Der Standard

Ein hochriskan­tes Spiel

- Eric Frey

Theresa May kehrt geschlagen und gedemütigt aus Salzburg nach London zurück: Die EU-Spitzen haben ihren Brexit-Plan in Bausch und Bogen abgelehnt. Neben dem Katzenjamm­er im Lager der britischen Regierungs­chefin und der Schadenfre­ude bei ihren vielen Gegnern geht eine wichtige Frage unter: Was will die EU eigentlich in den Brexit-Verhandlun­gen erreichen?

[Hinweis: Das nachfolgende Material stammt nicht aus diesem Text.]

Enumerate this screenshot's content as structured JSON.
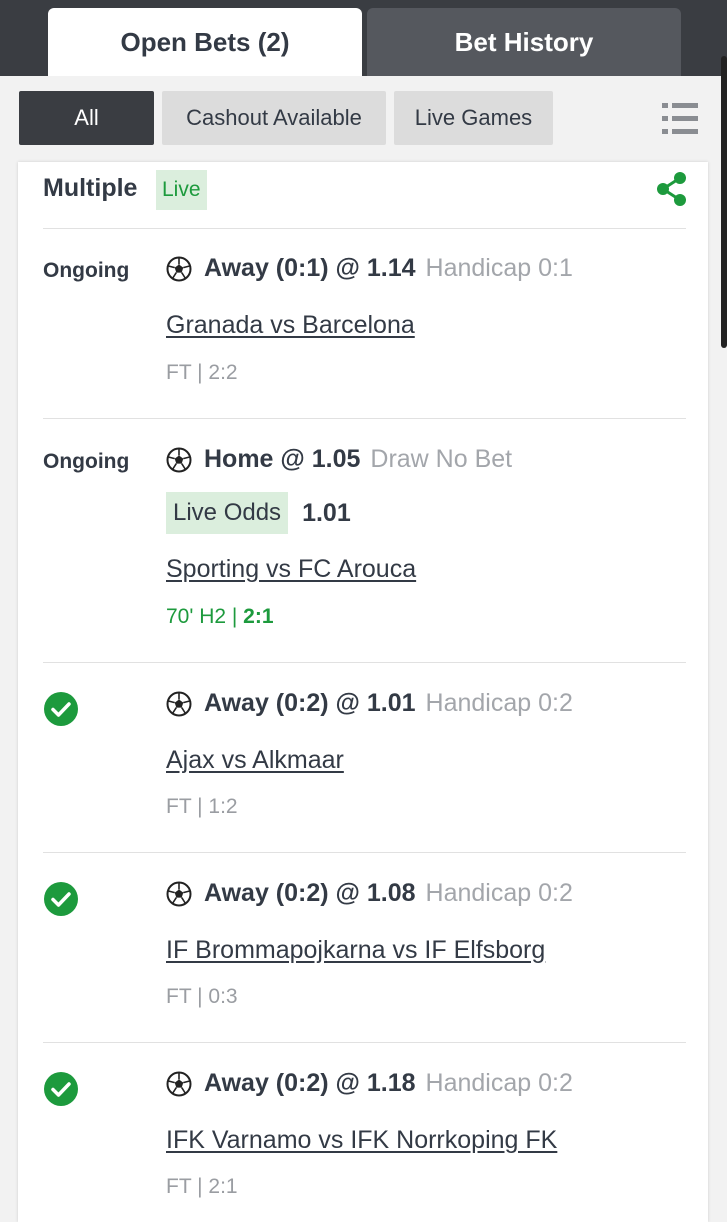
{
  "tabs": {
    "open_bets": "Open Bets (2)",
    "bet_history": "Bet History"
  },
  "filters": {
    "all": "All",
    "cashout": "Cashout Available",
    "live_games": "Live Games"
  },
  "bet": {
    "type": "Multiple",
    "live_badge": "Live",
    "selections": [
      {
        "status": "Ongoing",
        "pick": "Away (0:1) @ 1.14",
        "market": "Handicap 0:1",
        "match": "Granada vs Barcelona",
        "score": "FT | 2:2"
      },
      {
        "status": "Ongoing",
        "pick": "Home @ 1.05",
        "market": "Draw No Bet",
        "live_odds_label": "Live Odds",
        "live_odds_value": "1.01",
        "match": "Sporting vs FC Arouca",
        "score_time": "70' H2",
        "score_sep": " | ",
        "score_value": "2:1"
      },
      {
        "status": "won",
        "pick": "Away (0:2) @ 1.01",
        "market": "Handicap 0:2",
        "match": "Ajax vs Alkmaar",
        "score": "FT | 1:2"
      },
      {
        "status": "won",
        "pick": "Away (0:2) @ 1.08",
        "market": "Handicap 0:2",
        "match": "IF Brommapojkarna vs IF Elfsborg",
        "score": "FT | 0:3"
      },
      {
        "status": "won",
        "pick": "Away (0:2) @ 1.18",
        "market": "Handicap 0:2",
        "match": "IFK Varnamo vs IFK Norrkoping FK",
        "score": "FT | 2:1"
      }
    ]
  },
  "colors": {
    "accent_green": "#1d9a3d",
    "dark": "#3a3d42",
    "muted": "#a3a6ab"
  },
  "icons": {
    "share": "share-icon",
    "list": "list-view-icon",
    "ball": "soccer-ball-icon",
    "check": "check-circle-icon"
  }
}
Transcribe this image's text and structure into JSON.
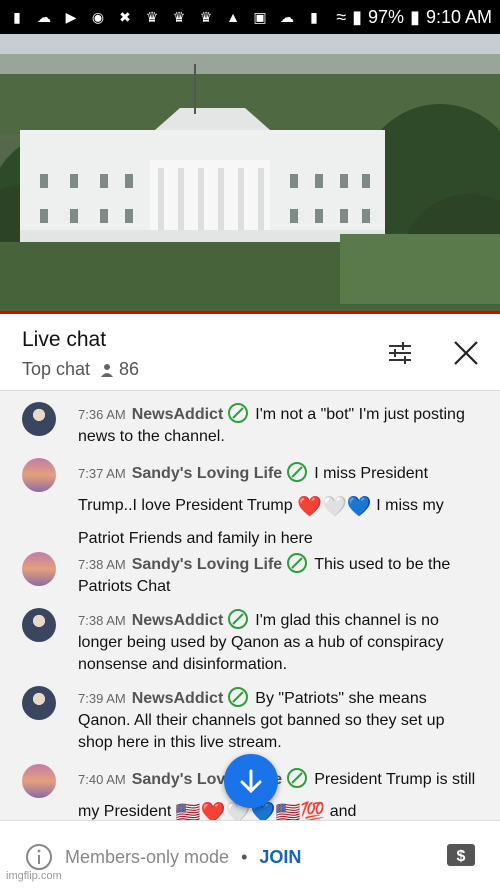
{
  "status_bar": {
    "battery": "97%",
    "time": "9:10 AM",
    "icons": [
      "chat-bubble-icon",
      "cloud-icon",
      "youtube-icon",
      "messenger-icon",
      "network-icon",
      "crown-icon",
      "crown-icon",
      "crown-icon",
      "warning-icon",
      "image-icon",
      "cloud-icon",
      "bag-icon",
      "wifi-icon",
      "signal-icon"
    ]
  },
  "video": {
    "scene": "white-house-livestream"
  },
  "chat_header": {
    "title": "Live chat",
    "mode": "Top chat",
    "viewer_count": "86",
    "icons": [
      "settings-sliders-icon",
      "close-icon",
      "person-icon"
    ]
  },
  "messages": [
    {
      "time": "7:36 AM",
      "author": "NewsAddict",
      "avatar": "newsaddict-avatar",
      "text_1": "I'm not a \"bot\" I'm just posting news to the channel."
    },
    {
      "time": "7:37 AM",
      "author": "Sandy's Loving Life",
      "avatar": "sandy-avatar",
      "text_1": "I miss President Trump..I love President Trump",
      "emoji_1": "❤️🤍💙",
      "text_2": "I miss my Patriot Friends and family in here"
    },
    {
      "time": "7:38 AM",
      "author": "Sandy's Loving Life",
      "avatar": "sandy-avatar",
      "text_1": "This used to be the Patriots Chat"
    },
    {
      "time": "7:38 AM",
      "author": "NewsAddict",
      "avatar": "newsaddict-avatar",
      "text_1": "I'm glad this channel is no longer being used by Qanon as a hub of conspiracy nonsense and disinformation."
    },
    {
      "time": "7:39 AM",
      "author": "NewsAddict",
      "avatar": "newsaddict-avatar",
      "text_1": "By \"Patriots\" she means Qanon. All their channels got banned so they set up shop here in this live stream."
    },
    {
      "time": "7:40 AM",
      "author": "Sandy's Loving Life",
      "avatar": "sandy-avatar",
      "text_1": "President Trump is still my President",
      "emoji_1": "🇺🇸❤️🤍💙🇺🇸💯",
      "text_2": "and"
    }
  ],
  "footer": {
    "members_mode": "Members-only mode",
    "separator": "•",
    "join_label": "JOIN",
    "icons": [
      "info-icon",
      "super-chat-icon"
    ]
  },
  "watermark": "imgflip.com",
  "colors": {
    "accent": "#1a73e8",
    "progress": "#e00000",
    "badge": "#2e9e3f"
  }
}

Die Brüsseler Position ist bekannt und hat sich seit Monaten nicht verändert. Die EU beharrt auf einer völlig offenen Grenze auf der irischen Insel, und das schließt die meisten britischen Wünsche aus. Die von May vorgeschla­gene Freihandel­szone für Güter ist nicht genug, weil Großbritan­nien aus der Zollunion austreten und eigene Handelsabk­ommen mit Drittstaat­en schließen will. Doch dann wäre die Grenze zwischen Irland und Nordirland ein Einfallsto­r für Güter, die nicht den EU-Zollregeln entspreche­n.

Als Lösung schlägt EU-Chefverhan­dler Michel Barnier vor, Nordirland in der Zollunion zu belassen und Kontrollen im Warenverke­hr mit Großbritan­nien einzuführe­n. Technisch wäre das machbar, weil über die Irische See viel weniger Waren transporti­ert werden als über die inneririsc­he Grenze. Aber symbolisch und politisch ist der Vorschlag für die meisten Briten inakzeptab­el; es wäre ein Schritt zur Abtretung Nordirland­s an Irland.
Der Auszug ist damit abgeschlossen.